Chapitre IV. Le cas Judith Gautier

I Iskender

A Les conteurs en Perse

Dans le prologue d’Iskender, le conteur évoque son intention de raconter l’histoire d’Iskender d’après les traditions conservées à travers les siècles et recueillies par l’historien Mirxond et le poète Ferdowsi. Plus loin, à la première page du premier récit, le conteur ajoute qu’il raconte cette histoire « dans la langue noble de Firdouci et d’Hafiz. » C’est ainsi que, d’après le conteur, les quatre récits d’Iskender ont été racontés. Ce procédé qui consiste à mettre le récit dans la bouche d’un conteur semblerait venir d’une tradition en Perse qui a presque disparu à notre époque avec l’arrivée des médias.

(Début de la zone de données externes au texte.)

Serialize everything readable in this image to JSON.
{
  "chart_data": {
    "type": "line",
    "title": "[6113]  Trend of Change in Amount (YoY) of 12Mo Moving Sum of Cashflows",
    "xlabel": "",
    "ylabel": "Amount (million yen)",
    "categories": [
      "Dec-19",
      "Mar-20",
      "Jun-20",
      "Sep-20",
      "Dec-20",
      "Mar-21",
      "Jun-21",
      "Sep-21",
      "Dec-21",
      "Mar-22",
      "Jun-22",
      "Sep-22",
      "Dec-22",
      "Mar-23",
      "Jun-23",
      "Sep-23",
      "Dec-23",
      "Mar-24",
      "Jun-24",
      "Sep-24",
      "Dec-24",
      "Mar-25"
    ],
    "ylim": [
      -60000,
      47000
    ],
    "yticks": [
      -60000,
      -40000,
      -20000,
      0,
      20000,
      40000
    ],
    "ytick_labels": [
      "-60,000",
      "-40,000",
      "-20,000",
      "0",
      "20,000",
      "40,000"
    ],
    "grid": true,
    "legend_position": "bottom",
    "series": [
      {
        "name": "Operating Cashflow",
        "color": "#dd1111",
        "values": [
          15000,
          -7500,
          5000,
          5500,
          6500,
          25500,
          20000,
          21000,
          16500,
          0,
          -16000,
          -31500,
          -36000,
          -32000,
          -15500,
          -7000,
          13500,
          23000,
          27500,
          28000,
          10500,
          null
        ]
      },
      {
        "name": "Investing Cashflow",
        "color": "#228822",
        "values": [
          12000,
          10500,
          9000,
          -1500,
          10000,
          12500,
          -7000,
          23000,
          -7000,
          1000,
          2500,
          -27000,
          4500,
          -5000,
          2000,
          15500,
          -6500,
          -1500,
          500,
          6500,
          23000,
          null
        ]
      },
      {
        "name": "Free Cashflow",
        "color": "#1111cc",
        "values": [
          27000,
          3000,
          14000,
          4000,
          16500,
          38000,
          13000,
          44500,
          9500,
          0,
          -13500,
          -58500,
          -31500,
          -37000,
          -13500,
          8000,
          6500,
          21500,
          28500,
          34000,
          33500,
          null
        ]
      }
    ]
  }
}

En effet, depuis quelques siècles, dans certains milieux populaires, des conteurs récitaient à haute voix des extraits du Livre des Rois. Ainsi, ils participaient à la propagation du persan et à la connaissance de la gloire de la Perse ancienne. Dans Iskender,le conteur raconte en présence de nobles habitants de Téhéran, réunis pour un festin magnifique. De ce fait, le lecteur se sent davantage proche du contexte dans lequel les histoires du Livre des Rois se racontaient en Perse.

Avant de commencer leurs récits, les conteurs avaient coutume d’invoquer Dieu, Mahomet et les imams. Aussi, au début du récit du Trône des Kéianis, Judith Gautier invoque-t-elle Dieu, Mahomet et les imams : « J’invoque le nom d’Allah le grand, le sublime, le miséricordieux. J’implore Mohammed et Aly (que la bénédiction d’Allah soit sur eux !) et, me tournant vers Kèbla, je prie les imams (que la bénédiction d’Allah soit sur eux !) de m’être favorables 306 . »

Ce début du Trône des Kéianis ressemble également au début du Livre des Rois où Ferdowsi, après avoir loué Dieu, glorifie Mahomet et les quatre califes qui l’ont suivi à savoir Abubakr, Omar, Osmân et Ali 307 .

Notes
306.

Gautier Judith. Iskender, histoire persane. Paris, Bibliothèque des Deux Mondes, L. Frinzine et Cie, Editeurs, 1886, p. 1.

307.

Ferdowsi. Šâhnâmè, huitième édition. Téhéran, éditions Amir Kabir, 1995, pp. 22 et 23.